Pegue as pílulas e deixe morrer

30 de Janeiro de 2012 Caroline França Contos 930

Tomei algumas pílulas e me entupi de vodka. O céu estava mais azul que o normal e, para alguns, o dia estava incrivelmente lindo. Menos para mim, é claro. Eu estava sentada encostada em uma árvore de um parque qualquer, observando as crianças correndo despreocupadas. Levantei-me, abri meus braços e comecei a girar, a girar... até que tudo ficou escuro e eu apaguei.

Abri meus olhos vagarosamente e uma forte luz atingiu os meus olhos. “Uau! Estou no céu?”, me perguntei. Era estranho pensar que pessoas que tentam suicídio vão para o paraíso. Quero dizer, sempre pensei que elas fossem para o purgatório ou algo assim. Franzi meu cenho e tentei focar minha visão, que estava turva. Desapontei-me ao perceber que era uma lâmpada que emitia aquela luminosidade toda. Eu estava no hospital. Eu estava viva.

Não sei o que tinham na cabeça quando resolveram me salvar, afinal, eu escolhi dar fim à minha própria vida e ninguém tinha o direito de interferir, certo? O grande problema, é que as pessoas não têm ideia do que acontecem na vida umas das outras e acabam tirando conclusões precipitadas. Eu, por exemplo, tenho transtorno alimentar, é a segunda vez que tento me matar e ninguém se interessa ou se importa com isso, mas deveria. Nunca me perguntaram o porquê disso tudo ou como eu realmente me sinto. Talvez, se todos soubessem o que se passa em minha mente, não me achariam esquisita ou maluca.

Meus amigos são ótimos, mas estão preocupados o suficiente com suas vidas para darem atenção à minha. Eles pensam que, só porque vivo em uma constante viagem mental, não sei o que se passa. A verdade, é que os observo meticulosamente e sei que, como eu, eles sentem medo. Dizer os nossos problemas em voz alta faz com que os tornem ainda mais reais e é justamente o medo da realidade que nos obriga a fugir, a ignorar nossos sentimentos. Acontece que, dado certo momento, precisamos tomar alguma atitude. Bom, no fundo, eu gostaria que eles tivessem mais respeito por mim e não me vissem apenas como uma garota estúpida que passa dias e dias sem comer. Queria ouvi-los ao menos uma vez e, também, dá-los a oportunidade de me escutarem.

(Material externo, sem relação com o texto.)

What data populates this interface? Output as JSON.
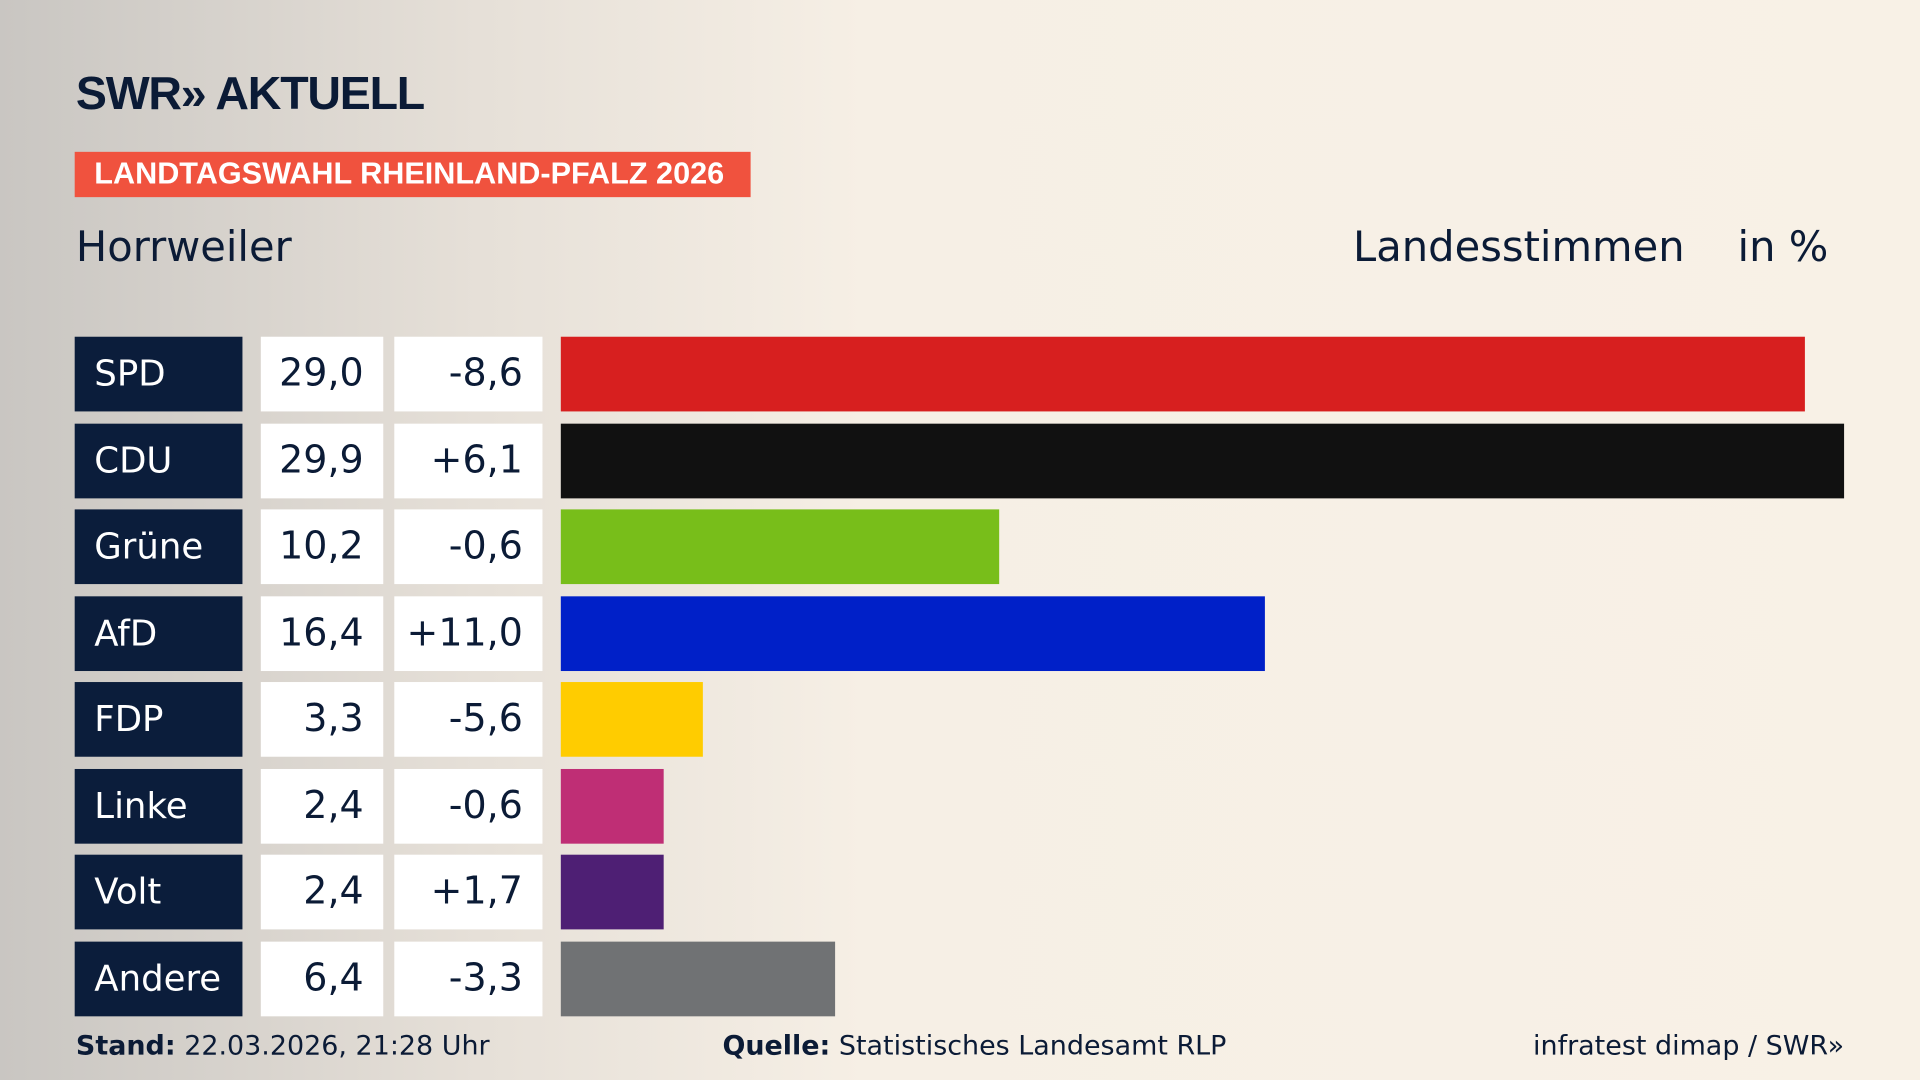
{
  "header": {
    "logo": "SWR» AKTUELL",
    "banner": "LANDTAGSWAHL RHEINLAND-PFALZ 2026",
    "place": "Horrweiler",
    "measure": "Landesstimmen",
    "unit": "in %"
  },
  "chart_data": {
    "type": "bar",
    "orientation": "horizontal",
    "categories": [
      "SPD",
      "CDU",
      "Grüne",
      "AfD",
      "FDP",
      "Linke",
      "Volt",
      "Andere"
    ],
    "values": [
      29.0,
      29.9,
      10.2,
      16.4,
      3.3,
      2.4,
      2.4,
      6.4
    ],
    "value_labels": [
      "29,0",
      "29,9",
      "10,2",
      "16,4",
      "3,3",
      "2,4",
      "2,4",
      "6,4"
    ],
    "diff_labels": [
      "-8,6",
      "+6,1",
      "-0,6",
      "+11,0",
      "-5,6",
      "-0,6",
      "+1,7",
      "-3,3"
    ],
    "colors": [
      "#d71f1f",
      "#111111",
      "#78be1a",
      "#0020c8",
      "#ffcc00",
      "#bf2e75",
      "#4e1f74",
      "#707274"
    ]
  },
  "footer": {
    "stand_label": "Stand:",
    "stand": "22.03.2026, 21:28 Uhr",
    "source_label": "Quelle:",
    "source": "Statistisches Landesamt RLP",
    "credit": "infratest dimap / SWR»"
  }
}
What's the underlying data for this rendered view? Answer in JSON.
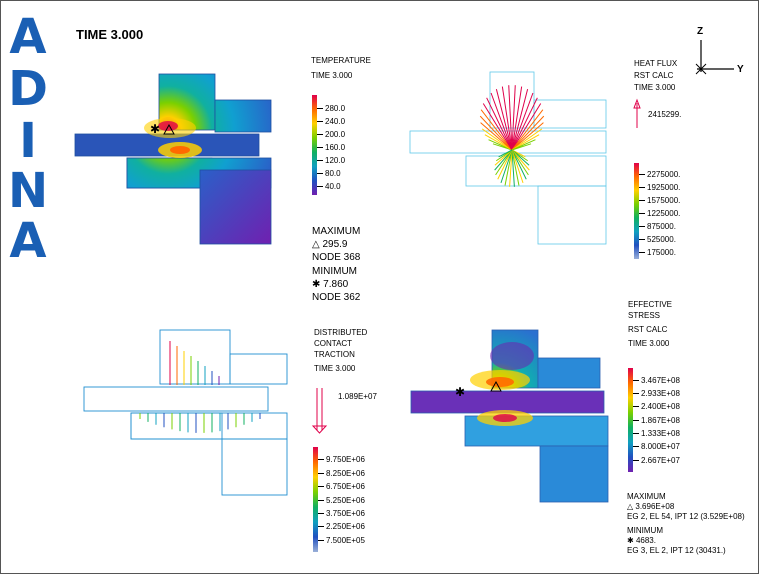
{
  "logo": {
    "letters": [
      "A",
      "D",
      "I",
      "N",
      "A"
    ]
  },
  "header": {
    "time_title": "TIME 3.000"
  },
  "axes_triad": {
    "z_label": "Z",
    "y_label": "Y"
  },
  "temperature": {
    "title": "TEMPERATURE",
    "time": "TIME 3.000",
    "legend_values": [
      "280.0",
      "240.0",
      "200.0",
      "160.0",
      "120.0",
      "80.0",
      "40.0"
    ],
    "maximum_label": "MAXIMUM",
    "maximum_value": "295.9",
    "maximum_node": "NODE 368",
    "minimum_label": "MINIMUM",
    "minimum_value": "7.860",
    "minimum_node": "NODE 362"
  },
  "heat_flux": {
    "title": "HEAT FLUX",
    "subtitle": "RST CALC",
    "time": "TIME 3.000",
    "arrow_value": "2415299.",
    "legend_values": [
      "2275000.",
      "1925000.",
      "1575000.",
      "1225000.",
      "875000.",
      "525000.",
      "175000."
    ]
  },
  "traction": {
    "title_line1": "DISTRIBUTED",
    "title_line2": "CONTACT",
    "title_line3": "TRACTION",
    "time": "TIME 3.000",
    "arrow_value": "1.089E+07",
    "legend_values": [
      "9.750E+06",
      "8.250E+06",
      "6.750E+06",
      "5.250E+06",
      "3.750E+06",
      "2.250E+06",
      "7.500E+05"
    ]
  },
  "stress": {
    "title_line1": "EFFECTIVE",
    "title_line2": "STRESS",
    "subtitle": "RST CALC",
    "time": "TIME 3.000",
    "legend_values": [
      "3.467E+08",
      "2.933E+08",
      "2.400E+08",
      "1.867E+08",
      "1.333E+08",
      "8.000E+07",
      "2.667E+07"
    ],
    "maximum_label": "MAXIMUM",
    "maximum_value": "3.696E+08",
    "maximum_location": "EG 2, EL 54, IPT 12 (3.529E+08)",
    "minimum_label": "MINIMUM",
    "minimum_value": "4683.",
    "minimum_location": "EG 3, EL 2, IPT 12 (30431.)"
  },
  "colors": {
    "spectrum": [
      "#e0004a",
      "#ff6a00",
      "#ffd000",
      "#7ad000",
      "#10b060",
      "#10a0c0",
      "#2050c0",
      "#7020b0"
    ],
    "logo": "#1a5fb4",
    "outline": "#1f8fd0"
  }
}
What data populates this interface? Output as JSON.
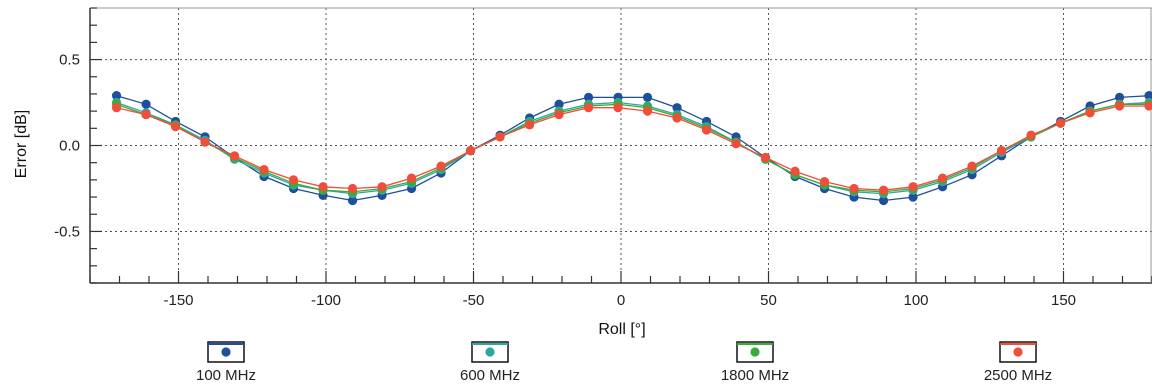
{
  "chart_data": {
    "type": "line",
    "title": "",
    "xlabel": "Roll [°]",
    "ylabel": "Error [dB]",
    "xlim": [
      -180,
      180
    ],
    "ylim": [
      -0.8,
      0.8
    ],
    "x_ticks": [
      -150,
      -100,
      -50,
      0,
      50,
      100,
      150
    ],
    "y_ticks": [
      -0.5,
      0.0,
      0.5
    ],
    "x_tick_labels": [
      "-150",
      "-100",
      "-50",
      "0",
      "50",
      "100",
      "150"
    ],
    "y_tick_labels": [
      "-0.5",
      "0.0",
      "0.5"
    ],
    "grid": true,
    "legend_position": "bottom",
    "x": [
      -171,
      -161,
      -151,
      -141,
      -131,
      -121,
      -111,
      -101,
      -91,
      -81,
      -71,
      -61,
      -51,
      -41,
      -31,
      -21,
      -11,
      -1,
      9,
      19,
      29,
      39,
      49,
      59,
      69,
      79,
      89,
      99,
      109,
      119,
      129,
      139,
      149,
      159,
      169,
      179
    ],
    "series": [
      {
        "name": "100 MHz",
        "color": "#1f4e9c",
        "values": [
          0.29,
          0.24,
          0.14,
          0.05,
          -0.07,
          -0.18,
          -0.25,
          -0.29,
          -0.32,
          -0.29,
          -0.25,
          -0.16,
          -0.03,
          0.06,
          0.16,
          0.24,
          0.28,
          0.28,
          0.28,
          0.22,
          0.14,
          0.05,
          -0.07,
          -0.18,
          -0.25,
          -0.3,
          -0.32,
          -0.3,
          -0.24,
          -0.17,
          -0.06,
          0.05,
          0.14,
          0.23,
          0.28,
          0.29
        ]
      },
      {
        "name": "600 MHz",
        "color": "#2ea89c",
        "values": [
          0.25,
          0.19,
          0.12,
          0.03,
          -0.08,
          -0.16,
          -0.23,
          -0.26,
          -0.28,
          -0.26,
          -0.22,
          -0.14,
          -0.03,
          0.05,
          0.14,
          0.2,
          0.24,
          0.25,
          0.23,
          0.18,
          0.11,
          0.02,
          -0.08,
          -0.17,
          -0.23,
          -0.27,
          -0.28,
          -0.26,
          -0.21,
          -0.14,
          -0.04,
          0.05,
          0.13,
          0.2,
          0.24,
          0.25
        ]
      },
      {
        "name": "1800 MHz",
        "color": "#3daa3d",
        "values": [
          0.24,
          0.18,
          0.12,
          0.02,
          -0.07,
          -0.15,
          -0.22,
          -0.26,
          -0.27,
          -0.25,
          -0.21,
          -0.13,
          -0.03,
          0.05,
          0.13,
          0.19,
          0.23,
          0.24,
          0.22,
          0.17,
          0.1,
          0.02,
          -0.08,
          -0.17,
          -0.23,
          -0.26,
          -0.27,
          -0.25,
          -0.2,
          -0.13,
          -0.03,
          0.05,
          0.13,
          0.2,
          0.24,
          0.24
        ]
      },
      {
        "name": "2500 MHz",
        "color": "#f04e3a",
        "values": [
          0.22,
          0.18,
          0.11,
          0.02,
          -0.06,
          -0.14,
          -0.2,
          -0.24,
          -0.25,
          -0.24,
          -0.19,
          -0.12,
          -0.03,
          0.05,
          0.12,
          0.18,
          0.22,
          0.22,
          0.2,
          0.16,
          0.09,
          0.01,
          -0.07,
          -0.15,
          -0.21,
          -0.25,
          -0.26,
          -0.24,
          -0.19,
          -0.12,
          -0.03,
          0.06,
          0.13,
          0.19,
          0.23,
          0.23
        ]
      }
    ]
  }
}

Confesso que, todos os meus problemas psicológicos somados a uma decepção amorosa, me levaram àquela mistura fatal. É curioso o que um coração partido é capaz de provocar, não é mesmo? Nos sentimos impotentes e tudo perde o seu sentido, a sua cor, o seu brilho. É como se não pertencêssemos a esse mundo. A desilusão é tão grande que não acreditamos que algo ainda possa dar certo e, tudo o que desejamos, é escapar desse universo deprimente. Michael foi a única pessoa que tentou compreender o meu conflito e eu me senti extremamente bem por ter alguém me dando atenção. Eu pensei que o seu interesse estivesse entrelaçado ao fato de ele gostar de mim de uma maneira diferente. No entanto, eu estava enganada, pois seu coração batia por outra. Eu tentei mostrá-lo os meus sentimentos e fazê-lo perceber que me amava também, mas que era tolo demais para notar. Aqui vem a parte engraçada: ele, com sua tamanha tolice, foi atrás de algo ilusório e deixou a única pessoa que possuía sentimentos reais por ele, eu.

Amor provoca múltiplas sensações. Rejeição dói. Entre sofrer e livrar-me de toda a agonia, escolhi a última, e a morte veio como solução. Pensem o que quiserem, mas optei por aquilo que julguei ser o melhor para mim. Agora, o que me resta é viver e tentar superar todas as frustrações. Pelo menos, sei que, se tudo der errado, sempre haverá uma garrafa de vodka e algumas pílulas.